I want to soften my criticism of Greenplum‘s announcement of HAWQ a little. This post by Merv Adrian convinced me that part of by blog here looked at the issue of whether HAWQ is Hadoop too simply. I could outline a long chain of logic that shows the difficulty in making a rule for what is Hadoop and what is not (simply: MapR is Hadoop and commercial… Hadapt is Hadoop and uses a non-standard file format… so what is the rule?). But it is not really important… and I did not help my readers by getting sucked into the debate. It is not important whether Greenplum is Hadoop or not… whether they have committers or not. They are surely in the game and when other companies start treating them as competitors by calling them out (here) it proves that this is so.
It is not important, really, whether they have 5 developers or 300 on “Hadoop”. They may have been over-zealous in marketing this… but they were trying to impress us all with their commitment to Hadoop… and they succeeded… we should not doubt that they are “all-in”.
This leaves my concern discussed here over the technical sense in deploying Greenplum on HDFS as HAWQ… or deploying Greenplum in native mode with the UAP Hadoop integration features which include all of the same functionality as HAWQ… and 2x-3X better performance.

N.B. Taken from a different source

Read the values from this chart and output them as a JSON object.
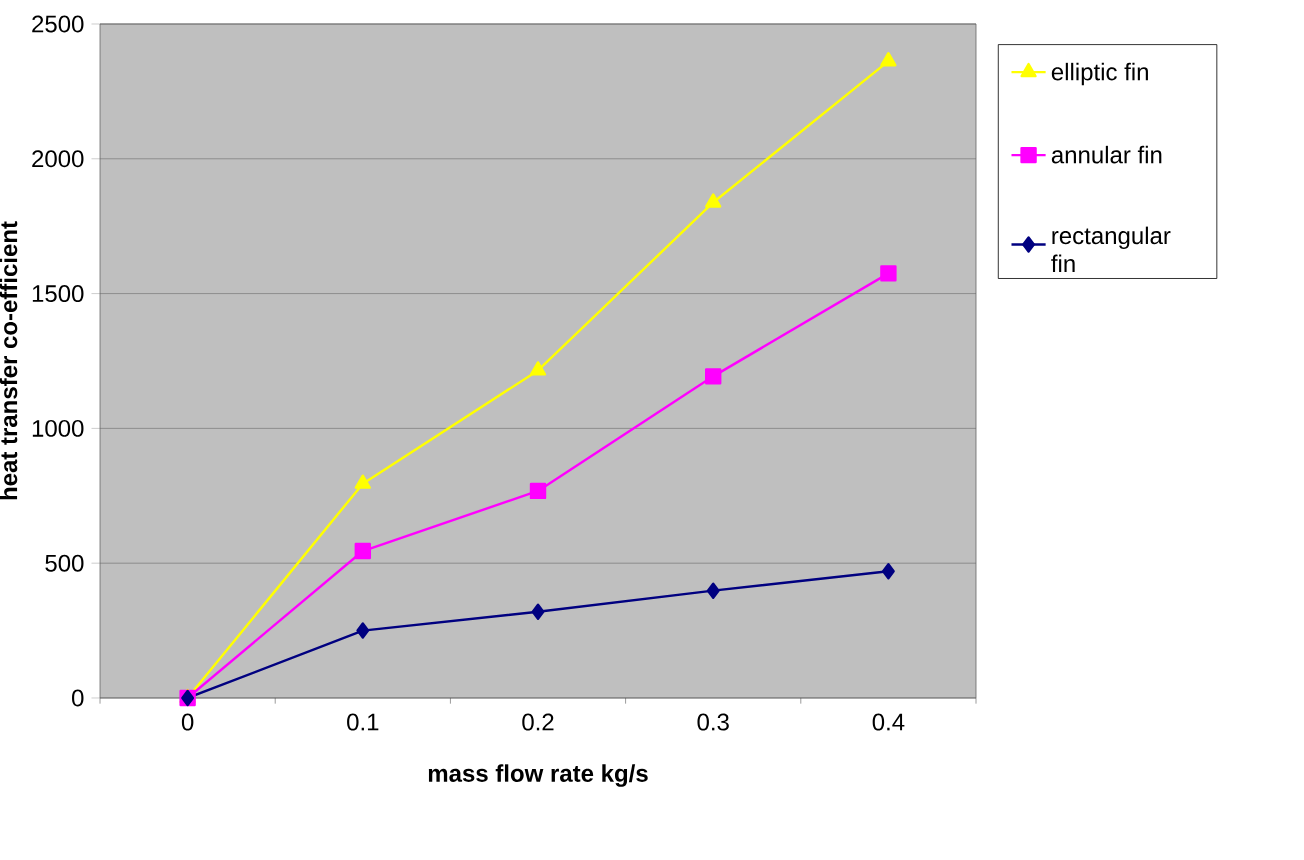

It leaves my concern that their open source competition more-or-less matches them in performance when queries are run against non-proprietary, native Hadoop, data structures… and my concerns that the community will match their performance very soon in every respect.
It is worth highlighting the value of HAWQ’s very nearly complete support for the SQL standard against native Hadoop data structures. This differentiates them. Building out the SQL dialect is not a hard technical problem these days. I predict that there will be very nearly complete support for SQL in an open source offering in the next 18-24 months.
These technical issues leave me concerned with the viability of Greenplum in the market. But there are two ways to look at the EMC Pivotal Initiative: it could be a cloud play… in which case Greenplum will be an uncomfortable fit; or it could be an open source play… in which case, here comes the wacky idea, Greenplum could be open-sourced along side Cloud Foundry and then this whole issue on committers and Hadoopiness becomes moot. Greenplum is, after all, Postgres under the covers.